Will graphic new cigarette warnings scare people into quitting?
BY GARY STRAUSS June 25, 2011 9:22PM
This is one of the more explicit graphics for cigarette labels released by Health Canada last year. | AP
Will graphic images of corpses, cancer-ridden lungs and a guy exhaling smoke through a tracheotomy hole in his neck cause smokers to quit?
That’s the question after the Food and Drug Administration last week said it will begin requiring tobacco marketers to cover the top half of cigarette boxes and 20 percent of tobacco advertisements with nine bluntly graphic anti-smoking images beginning late next year.
The goal is to slash consumption of cigarettes among the nation’s 43 million smokers and prevent millions more, especially teens, from starting.
The FDA selected the grisly images, which include pictures of rotting teeth and gums, from 36 proposed last year.
How effective they will be is a matter of debate.
About 40 countries, including Canada and Mexico, already require similar graphic warnings, according to the Campaign for Tobacco-Free Kids.
Gregory Connolly, professor at Harvard University’s School of Public Health and director of its Center for Global Tobacco Control, said the images aren’t as scary and over the top as Canada’s images, which he notes have not lowered that nation’s smoking rates.
“These messages are better,” he said. “They show respect for smokers and adverse health consequences.”
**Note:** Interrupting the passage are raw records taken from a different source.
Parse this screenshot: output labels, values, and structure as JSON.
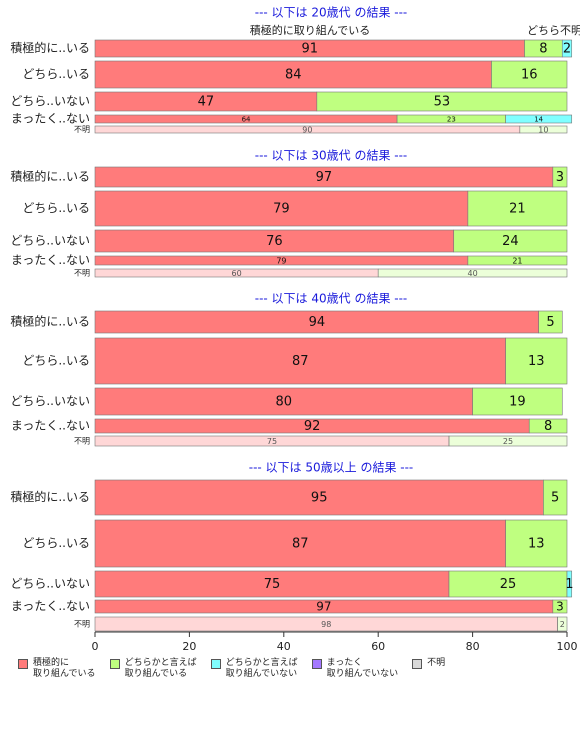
{
  "chart_data": [
    {
      "type": "bar",
      "title": "--- 以下は 20歳代 の結果 ---",
      "annotations": [
        "積極的に取り組んでいる",
        "どちら不明"
      ],
      "categories": [
        "積極的に..いる",
        "どちら..いる",
        "どちら..いない",
        "まったく..ない",
        "不明"
      ],
      "xlim": [
        0,
        100
      ],
      "series": [
        {
          "values": [
            91,
            84,
            47,
            64,
            90
          ]
        },
        {
          "values": [
            8,
            16,
            53,
            23,
            10
          ]
        },
        {
          "values": [
            2,
            null,
            null,
            14,
            null
          ]
        },
        {
          "values": [
            null,
            null,
            null,
            null,
            null
          ]
        },
        {
          "values": [
            null,
            null,
            null,
            null,
            null
          ]
        }
      ]
    },
    {
      "type": "bar",
      "title": "--- 以下は 30歳代 の結果 ---",
      "categories": [
        "積極的に..いる",
        "どちら..いる",
        "どちら..いない",
        "まったく..ない",
        "不明"
      ],
      "xlim": [
        0,
        100
      ],
      "series": [
        {
          "values": [
            97,
            79,
            76,
            79,
            60
          ]
        },
        {
          "values": [
            3,
            21,
            24,
            21,
            40
          ]
        },
        {
          "values": [
            null,
            null,
            null,
            null,
            null
          ]
        },
        {
          "values": [
            null,
            null,
            null,
            null,
            null
          ]
        },
        {
          "values": [
            null,
            null,
            null,
            null,
            null
          ]
        }
      ]
    },
    {
      "type": "bar",
      "title": "--- 以下は 40歳代 の結果 ---",
      "categories": [
        "積極的に..いる",
        "どちら..いる",
        "どちら..いない",
        "まったく..ない",
        "不明"
      ],
      "xlim": [
        0,
        100
      ],
      "series": [
        {
          "values": [
            94,
            87,
            80,
            92,
            75
          ]
        },
        {
          "values": [
            5,
            13,
            19,
            8,
            25
          ]
        },
        {
          "values": [
            null,
            null,
            null,
            null,
            null
          ]
        },
        {
          "values": [
            null,
            null,
            null,
            null,
            null
          ]
        },
        {
          "values": [
            null,
            null,
            null,
            null,
            null
          ]
        }
      ]
    },
    {
      "type": "bar",
      "title": "--- 以下は 50歳以上 の結果 ---",
      "categories": [
        "積極的に..いる",
        "どちら..いる",
        "どちら..いない",
        "まったく..ない",
        "不明"
      ],
      "xlim": [
        0,
        100
      ],
      "xticks": [
        0,
        20,
        40,
        60,
        80,
        100
      ],
      "series": [
        {
          "values": [
            95,
            87,
            75,
            97,
            98
          ]
        },
        {
          "values": [
            5,
            13,
            25,
            3,
            2
          ]
        },
        {
          "values": [
            null,
            null,
            1,
            null,
            null
          ]
        },
        {
          "values": [
            null,
            null,
            null,
            null,
            null
          ]
        },
        {
          "values": [
            null,
            null,
            null,
            null,
            null
          ]
        }
      ]
    }
  ],
  "legend": [
    {
      "name": "積極的に\n取り組んでいる",
      "color": "#ff7b7b"
    },
    {
      "name": "どちらかと言えば\n取り組んでいる",
      "color": "#bfff80"
    },
    {
      "name": "どちらかと言えば\n取り組んでいない",
      "color": "#80ffff"
    },
    {
      "name": "まったく\n取り組んでいない",
      "color": "#a478ff"
    },
    {
      "name": "不明",
      "color": "#d9d9d9"
    }
  ]
}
A recent international study from the Centers for Disease Control and Prevention found that generally, such images are effective.
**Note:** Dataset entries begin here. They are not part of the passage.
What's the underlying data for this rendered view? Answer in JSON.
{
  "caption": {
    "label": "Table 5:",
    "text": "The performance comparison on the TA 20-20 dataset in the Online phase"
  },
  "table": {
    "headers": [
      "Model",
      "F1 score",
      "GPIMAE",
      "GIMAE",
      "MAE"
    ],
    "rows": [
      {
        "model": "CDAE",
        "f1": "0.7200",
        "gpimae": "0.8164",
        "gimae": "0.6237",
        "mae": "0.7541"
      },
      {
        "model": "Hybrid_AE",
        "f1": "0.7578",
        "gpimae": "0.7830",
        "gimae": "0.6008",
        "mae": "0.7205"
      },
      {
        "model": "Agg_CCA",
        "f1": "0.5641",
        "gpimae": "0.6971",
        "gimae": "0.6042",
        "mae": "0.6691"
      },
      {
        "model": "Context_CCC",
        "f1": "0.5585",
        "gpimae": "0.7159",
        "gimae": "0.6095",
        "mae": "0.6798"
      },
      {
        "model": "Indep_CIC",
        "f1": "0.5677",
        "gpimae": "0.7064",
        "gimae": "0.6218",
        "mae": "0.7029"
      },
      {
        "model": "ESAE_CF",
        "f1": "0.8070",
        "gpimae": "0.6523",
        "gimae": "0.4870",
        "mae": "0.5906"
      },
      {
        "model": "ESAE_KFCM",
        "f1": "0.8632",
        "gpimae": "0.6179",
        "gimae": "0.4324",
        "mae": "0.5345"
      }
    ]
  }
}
About 25 percent to more than 50 percent of smokers say the frightening images make them more likely to quit.
“Research evidence shows that these images make a real difference,” said Sherry Emery, a senior researcher for the Institute for Health Research and Policy at the University of Illinois at Chicago. “No other product is as fundamentally deadly, and we’ve known that for over 40 years. These images may help bump that out of background noise to something people might think more actively about.”
Some health specialists say the graphic warnings may offer only temporary deterrence and that smokers who repeatedly see such graphic images may become desensitized to the message about the health risks of smoking.
“We become immune to the negative warnings over time,” said Jonathan Whiteson, director of the Cardiac and Pulmonary Wellness and Rehabilitation Program at New York University’s Langone Medical Center. “The more graphic the image, the more likely the message will become marginalized.”
Cigarette consumption has dropped from about 42 percent of the population since the mid-1960s, but it has remained at about 21 percent since 2003 — about one in five adults.
The government hopes to cut the percentage of American smokers to 12 percent by 2020 and reduce the number of deaths tied to tobacco use, now about 443,000 a year.